Un mal momento, la vez que me preguntó: «¿Qué piensa realmente de mí Adam? No me lo has dicho nunca, sé que no está muy contento de vernos juntos pero…» y yo le dije más o menos lo que me había dicho Adam, cosas de las cuales no debería en absoluto haberle hablado para no turbar su tranquilidad de espíritu, «Dijo que era solamente una cuestión social suya personal, que no quería tener historias de amor contigo porque eres una negra», y otra vez sentí su pequeño choque telepático que me llegaba a través de la habitación; la hirió profundamente. Me pregunto qué motivo habré tenido para decírselo.

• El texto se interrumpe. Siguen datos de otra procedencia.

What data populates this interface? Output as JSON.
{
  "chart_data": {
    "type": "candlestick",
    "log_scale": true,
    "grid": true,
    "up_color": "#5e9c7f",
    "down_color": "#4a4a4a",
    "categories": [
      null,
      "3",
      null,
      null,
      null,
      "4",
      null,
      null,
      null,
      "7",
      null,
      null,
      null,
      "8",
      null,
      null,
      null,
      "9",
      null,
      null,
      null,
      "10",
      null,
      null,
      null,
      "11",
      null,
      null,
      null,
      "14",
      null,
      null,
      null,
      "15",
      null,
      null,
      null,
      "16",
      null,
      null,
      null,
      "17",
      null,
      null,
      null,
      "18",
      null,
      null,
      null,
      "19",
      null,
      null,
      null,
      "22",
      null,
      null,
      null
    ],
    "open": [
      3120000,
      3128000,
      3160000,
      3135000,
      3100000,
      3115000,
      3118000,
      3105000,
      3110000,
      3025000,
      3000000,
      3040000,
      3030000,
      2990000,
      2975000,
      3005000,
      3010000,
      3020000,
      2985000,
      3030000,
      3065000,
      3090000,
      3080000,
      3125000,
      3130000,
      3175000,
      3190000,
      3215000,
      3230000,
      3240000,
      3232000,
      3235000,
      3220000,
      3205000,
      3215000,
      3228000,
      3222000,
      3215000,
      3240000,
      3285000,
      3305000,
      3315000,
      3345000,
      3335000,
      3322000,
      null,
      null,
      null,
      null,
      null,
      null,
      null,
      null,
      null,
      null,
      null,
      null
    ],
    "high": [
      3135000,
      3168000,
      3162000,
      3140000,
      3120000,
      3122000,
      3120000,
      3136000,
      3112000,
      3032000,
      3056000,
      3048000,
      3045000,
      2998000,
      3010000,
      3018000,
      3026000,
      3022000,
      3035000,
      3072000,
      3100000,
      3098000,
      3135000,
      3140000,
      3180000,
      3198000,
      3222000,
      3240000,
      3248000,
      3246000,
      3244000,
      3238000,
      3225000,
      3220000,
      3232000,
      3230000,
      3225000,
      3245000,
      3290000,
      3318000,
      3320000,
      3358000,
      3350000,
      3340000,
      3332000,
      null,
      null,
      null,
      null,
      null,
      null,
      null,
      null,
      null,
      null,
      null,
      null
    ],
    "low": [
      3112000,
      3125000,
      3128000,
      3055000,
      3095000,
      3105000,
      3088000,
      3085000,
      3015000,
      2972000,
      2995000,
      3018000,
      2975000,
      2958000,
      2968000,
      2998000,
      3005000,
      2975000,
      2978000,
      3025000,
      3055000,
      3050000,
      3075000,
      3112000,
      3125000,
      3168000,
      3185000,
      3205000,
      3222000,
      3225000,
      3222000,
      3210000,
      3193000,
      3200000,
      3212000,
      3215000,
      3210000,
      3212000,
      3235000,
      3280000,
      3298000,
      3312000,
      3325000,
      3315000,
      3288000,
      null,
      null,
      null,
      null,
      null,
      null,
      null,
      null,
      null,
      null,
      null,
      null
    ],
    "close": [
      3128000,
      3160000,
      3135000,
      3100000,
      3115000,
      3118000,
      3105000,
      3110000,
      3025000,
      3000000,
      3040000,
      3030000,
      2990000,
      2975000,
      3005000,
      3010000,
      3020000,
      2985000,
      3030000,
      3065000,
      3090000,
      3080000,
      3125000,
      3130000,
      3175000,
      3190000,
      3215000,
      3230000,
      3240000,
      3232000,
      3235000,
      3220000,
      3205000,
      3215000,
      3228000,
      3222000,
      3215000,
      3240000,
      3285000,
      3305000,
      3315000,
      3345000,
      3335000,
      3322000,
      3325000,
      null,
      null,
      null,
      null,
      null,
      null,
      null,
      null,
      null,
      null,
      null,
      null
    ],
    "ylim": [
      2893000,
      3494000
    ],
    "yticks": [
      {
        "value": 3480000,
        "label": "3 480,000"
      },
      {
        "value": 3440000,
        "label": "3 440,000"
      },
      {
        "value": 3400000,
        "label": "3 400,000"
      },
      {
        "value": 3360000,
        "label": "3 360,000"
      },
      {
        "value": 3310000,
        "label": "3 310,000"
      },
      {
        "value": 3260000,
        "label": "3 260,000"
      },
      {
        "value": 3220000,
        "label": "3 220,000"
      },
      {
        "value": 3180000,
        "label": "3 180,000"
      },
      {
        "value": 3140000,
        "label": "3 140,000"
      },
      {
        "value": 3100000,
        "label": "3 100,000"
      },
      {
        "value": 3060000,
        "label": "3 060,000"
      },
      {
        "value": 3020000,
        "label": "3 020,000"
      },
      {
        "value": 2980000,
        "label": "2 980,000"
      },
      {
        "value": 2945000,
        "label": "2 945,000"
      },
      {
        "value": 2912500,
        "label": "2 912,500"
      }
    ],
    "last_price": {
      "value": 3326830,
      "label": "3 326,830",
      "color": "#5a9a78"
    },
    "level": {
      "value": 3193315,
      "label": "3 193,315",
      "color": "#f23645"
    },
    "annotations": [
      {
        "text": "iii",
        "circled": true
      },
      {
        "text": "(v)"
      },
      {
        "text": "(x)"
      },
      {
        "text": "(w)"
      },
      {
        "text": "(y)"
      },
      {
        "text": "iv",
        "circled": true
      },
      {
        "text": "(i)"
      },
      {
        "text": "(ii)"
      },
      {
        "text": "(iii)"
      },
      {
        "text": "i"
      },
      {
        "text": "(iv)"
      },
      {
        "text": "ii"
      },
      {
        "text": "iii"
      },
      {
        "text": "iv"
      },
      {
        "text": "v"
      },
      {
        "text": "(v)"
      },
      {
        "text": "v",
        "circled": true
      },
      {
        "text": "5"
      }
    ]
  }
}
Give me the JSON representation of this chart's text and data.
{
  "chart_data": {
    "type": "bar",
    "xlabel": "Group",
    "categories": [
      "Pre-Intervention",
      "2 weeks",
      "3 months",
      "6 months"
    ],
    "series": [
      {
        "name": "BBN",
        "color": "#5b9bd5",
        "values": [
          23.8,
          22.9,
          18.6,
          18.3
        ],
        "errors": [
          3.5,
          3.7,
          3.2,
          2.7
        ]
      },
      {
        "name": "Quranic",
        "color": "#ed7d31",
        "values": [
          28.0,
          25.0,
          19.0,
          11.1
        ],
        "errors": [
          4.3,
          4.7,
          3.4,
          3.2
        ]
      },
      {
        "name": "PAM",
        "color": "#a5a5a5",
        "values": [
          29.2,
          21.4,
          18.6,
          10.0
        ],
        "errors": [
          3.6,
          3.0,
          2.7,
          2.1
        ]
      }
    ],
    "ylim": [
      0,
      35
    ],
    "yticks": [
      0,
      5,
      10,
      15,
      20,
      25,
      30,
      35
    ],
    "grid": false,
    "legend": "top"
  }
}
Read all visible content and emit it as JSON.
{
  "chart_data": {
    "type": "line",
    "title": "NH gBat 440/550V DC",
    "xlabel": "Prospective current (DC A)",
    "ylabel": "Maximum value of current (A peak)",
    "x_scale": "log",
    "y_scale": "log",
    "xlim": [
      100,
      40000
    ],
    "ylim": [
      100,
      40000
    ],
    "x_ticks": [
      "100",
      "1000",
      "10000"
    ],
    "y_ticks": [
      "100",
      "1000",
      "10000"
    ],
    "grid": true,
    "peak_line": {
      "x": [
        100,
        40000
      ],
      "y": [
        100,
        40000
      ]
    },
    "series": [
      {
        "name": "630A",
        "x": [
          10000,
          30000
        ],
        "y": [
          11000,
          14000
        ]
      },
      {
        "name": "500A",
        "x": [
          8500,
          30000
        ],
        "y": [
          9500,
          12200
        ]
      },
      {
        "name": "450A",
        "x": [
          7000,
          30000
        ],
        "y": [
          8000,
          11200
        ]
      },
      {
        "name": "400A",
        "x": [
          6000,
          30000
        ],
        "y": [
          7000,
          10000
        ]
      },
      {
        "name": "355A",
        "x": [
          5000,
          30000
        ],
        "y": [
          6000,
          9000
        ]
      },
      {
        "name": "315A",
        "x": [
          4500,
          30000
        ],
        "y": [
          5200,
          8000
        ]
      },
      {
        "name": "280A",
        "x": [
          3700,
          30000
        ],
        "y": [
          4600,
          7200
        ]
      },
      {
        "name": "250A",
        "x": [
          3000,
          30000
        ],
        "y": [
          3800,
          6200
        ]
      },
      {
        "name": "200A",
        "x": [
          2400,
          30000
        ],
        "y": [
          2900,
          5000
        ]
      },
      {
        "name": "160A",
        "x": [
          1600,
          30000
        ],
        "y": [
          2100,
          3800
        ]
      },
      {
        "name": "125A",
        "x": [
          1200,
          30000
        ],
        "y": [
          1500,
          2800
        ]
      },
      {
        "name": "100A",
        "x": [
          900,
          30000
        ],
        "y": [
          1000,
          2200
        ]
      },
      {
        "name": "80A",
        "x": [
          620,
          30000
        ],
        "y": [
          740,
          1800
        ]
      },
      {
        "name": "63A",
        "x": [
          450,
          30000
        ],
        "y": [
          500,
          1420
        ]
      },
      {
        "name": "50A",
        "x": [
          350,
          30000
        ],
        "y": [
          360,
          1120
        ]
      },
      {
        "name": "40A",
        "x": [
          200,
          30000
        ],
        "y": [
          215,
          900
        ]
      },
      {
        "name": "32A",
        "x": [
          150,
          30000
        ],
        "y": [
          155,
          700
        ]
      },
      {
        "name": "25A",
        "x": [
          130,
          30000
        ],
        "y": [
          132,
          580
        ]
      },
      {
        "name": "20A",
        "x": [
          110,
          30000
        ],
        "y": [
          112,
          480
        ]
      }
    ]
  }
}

La vez que vino su vecino, tan cordial, el joven escritor John Golz (se pasa ocho horas al día, con toda aplicación, escribiendo cuentos para revistas, admira a Hemingway, a menudo da de comer a Mardou; es un simpático muchacho de Indiana y no tiene malas intenciones y por cierto no es un viperino, tortuoso, interesante subterráneo, sino un tipo jovial y de cara franca, juega con los chicos en el patio, imagínense) vino a visitar a Mardou, yo estaba solo (no sé ya por qué motivo, Mardou estaba en el bar como habíamos establecido de común acuerdo, la noche que salió con un muchacho negro que no le gustaba mucho, pero sólo por divertirse, y le dijo a Adam que había aceptado porque quería tratar de hacer el amor otra vez con un muchacho negro, para probar, lo que me dio muchos celos, pero Adam dijo: «Si me dijeran, si le dijeran que estuviste con una muchacha blanca para ver si podías todavía hacer el amor con una blanca, te aseguro que se sentiría halagada, Leo»); esa noche, yo estaba en su cuarto esperando, leyendo, cuando llegó el joven John Golz a pedir cigarrillos prestados y al ver que yo estaba solo quiso conversar un rato de literatura: «Bueno, yo diría que la cosa más importante es la capacidad de selección»; yo exploté y le dije: «Ah, no me vengas con todas esas frasecitas de escuela secundaria que ya he oído mil veces, mucho antes de que tú hubieras nacido, casi; por el amor de Dios, realmente, vamos, hazme el favor de decir algo interesante y nuevo sobre el tema», desconcertándolo, de mal humor, por motivos sobre todo de irritación, y porque parecía tan indefenso y por lo tanto uno sabía que podía gritarle sin peligro de que contestara, lo que por supuesto era cierto; le puse en ridículo, aunque era su amigo, y estuve bastante mal; no, el mundo no es un lugar adecuado para este tipo de actividades, ¿y qué haremos?, ¿y dónde?, ¿cuándo?, ua ua ua, el bebé llora en el estrépito de mi medianoche.